На один с виду короткий, но на деле весьма затянувшийся момент — можно успеть посчитать до двадцати пяти, можно успеть огрести от преподавателя отработку, можно успеть проскакать от кабинета Трансфигурации до Зелий, если перепрыгивать по лестницам через две ступеньки, — Рене наблюдает под веками кромешную темноту, разворошенную щепоткой ярких звезд то тут, то там, то красных, то синих и белых вспышек, от которых как можно скорее хочется отвязаться. Как можно скорее вынырнуть из затягивающего тебя болота, по ступенькам на самое дно которого она слетела сама, сама же зашла в эти воды и на эту глубину, сама же легла в самое илистое место и провалилась глубже. Руки МакКоя — а это, без сомнений, они, — творят какие-то невообразимые чудеса с ее телом, словно бы на кончиках пальцев у Эндрю порошок незамедлительного воскрешения и растолченные таблетки от необдуманных поступков, хотя, конечно, может быть просто на ужин давали пончики в сахарной пудре, она не знает. Но тянется к этим пальцам, еще не раскрывая глаз, еще не совсем возвращаясь обратно из увиденного под веками космоса, и дергается лишь когда его ладони давят сильнее, чем она ожидает.
Хотя, чего она вообще может ожидать сейчас.
— Ч-черт… — Рене шипит, словно в следующий момент планирует перейти на парселтанг, пытается отпихнуть руку Эндрю от своей груди, его пальцы от разорванной губы, а потом наконец фокусируется на нем, на его лице, на его взгляде, и кое-как заставляет себя больше не мешать ему делать нужное дело.
Он рассматривает ее руку, а она пытается заглянуть ему в душу, хотя прекрасно знает, что именно там увидит — почти то же что и всегда; в МакКое много ненависти и злобы на этот мир, а теперь Эрбер в главной роли, и присаживайтесь, занимайте места на этом удивительном и чуточку устрашающем спектакле со всего двумя актерами, и тут будет, на что посмотреть.
— Прямо сейчас я показываю тебе, как мне больно, — Рене улыбается уголками губ, зная, что еще чуть-чуть — и снова пойдет кровь. — Хочешь, чтобы я перестала?
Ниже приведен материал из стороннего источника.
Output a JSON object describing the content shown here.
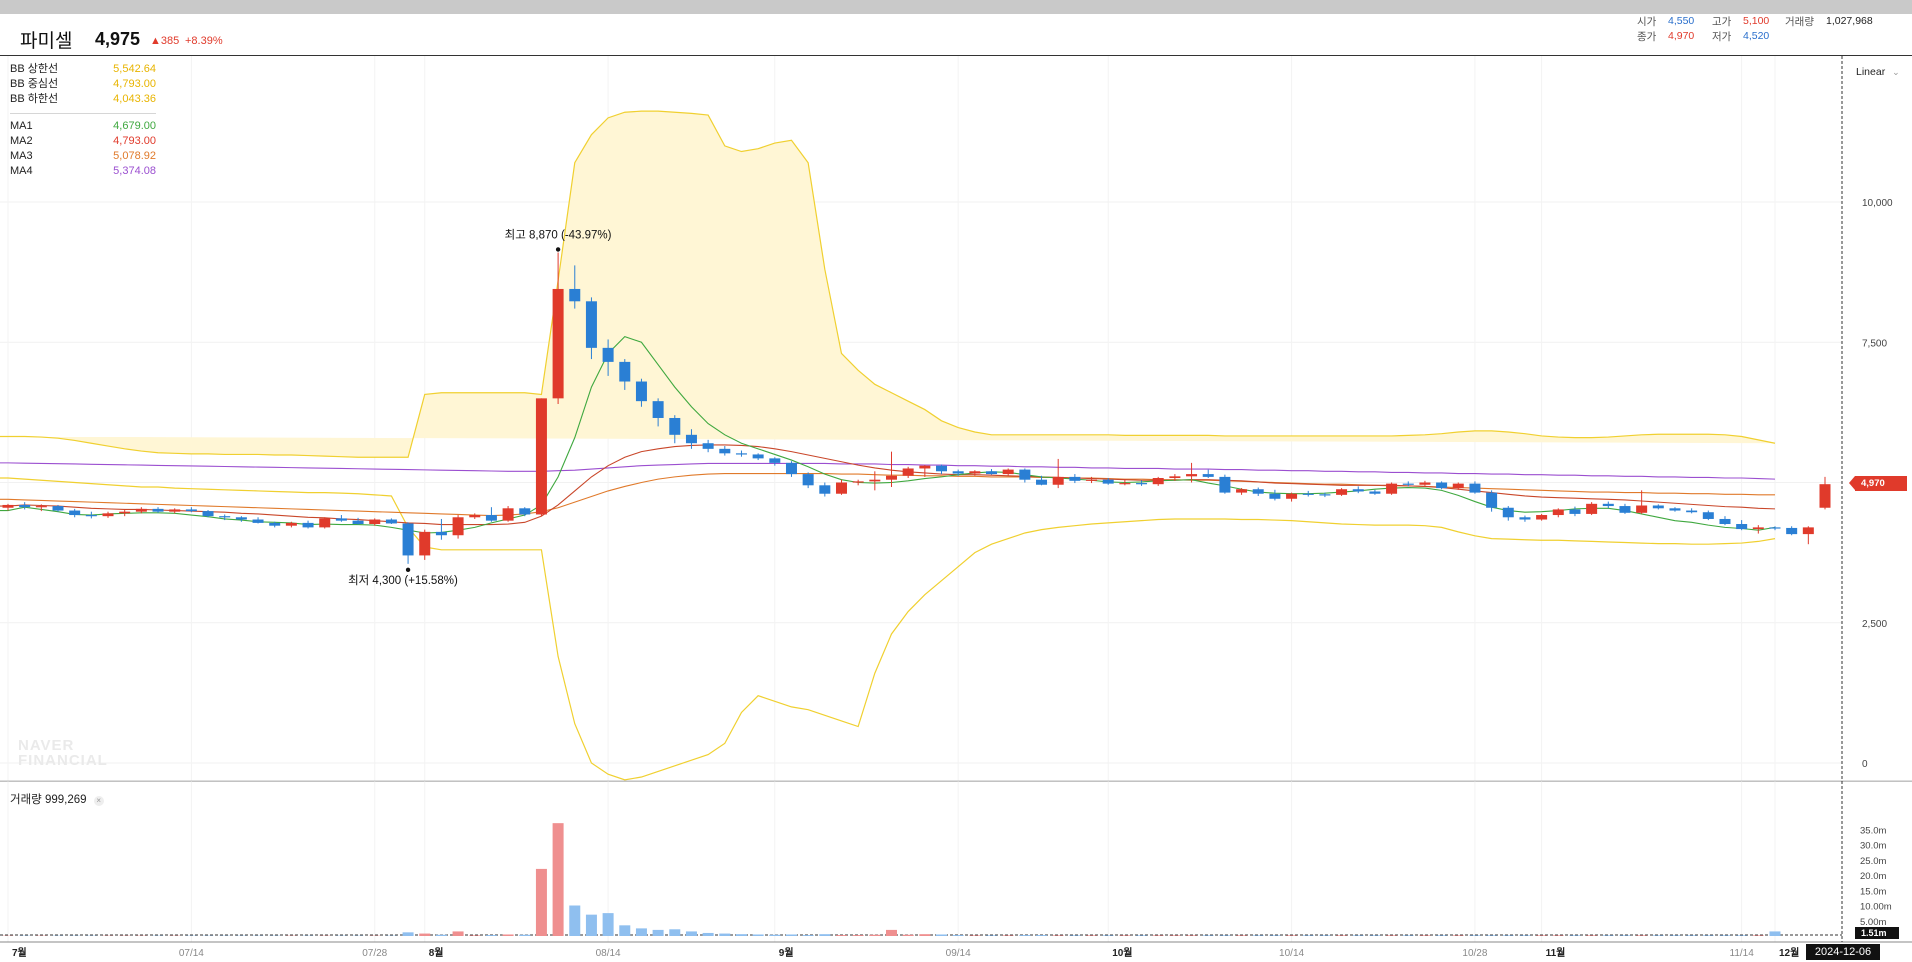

Хочешь, я уйду? Тут всего несколько пролетов, один я уже преодолела. Ты выдержал без меня сто сорок два дня, хочется еще?
И замирает, понимая, что сказала больше, чем нужно было бы.
Не то чтобы она считала дни и отмечала их в календаре — нет, конечно нет. Необходимость в Эндрю и его отсутствие давили с двойной силой; это вовсе не те два минуса, которые в итоге дадут плюс или хотя бы какое-то успокоение подарят, нет. Как фоновым шумом раньше вертелись внутри все ее чувства к нему, так вертелись и все это время — только вперемешку с болью, отчаянием и темной, выедающей тоской.
Она никогда не пыталась задвинуть его на второй план. Это было бы, пожалуй, самым тяжким преступлением — даже хуже, чем переломать Мура окончательно. Но в момент, когда Рене потеряла контроль над ситуацией, когда перестала быть способной совмещать два мира и двух людей, все пошло наперекосяк. В последнее время, словно очнувшись от долгого сна, проводя целые дни, анализируя и пытаясь найти выход — и, конечно, его не находя, — Эрбер в сотне пересмотренных версий даже не отметала то, что все это время была под действием зелья.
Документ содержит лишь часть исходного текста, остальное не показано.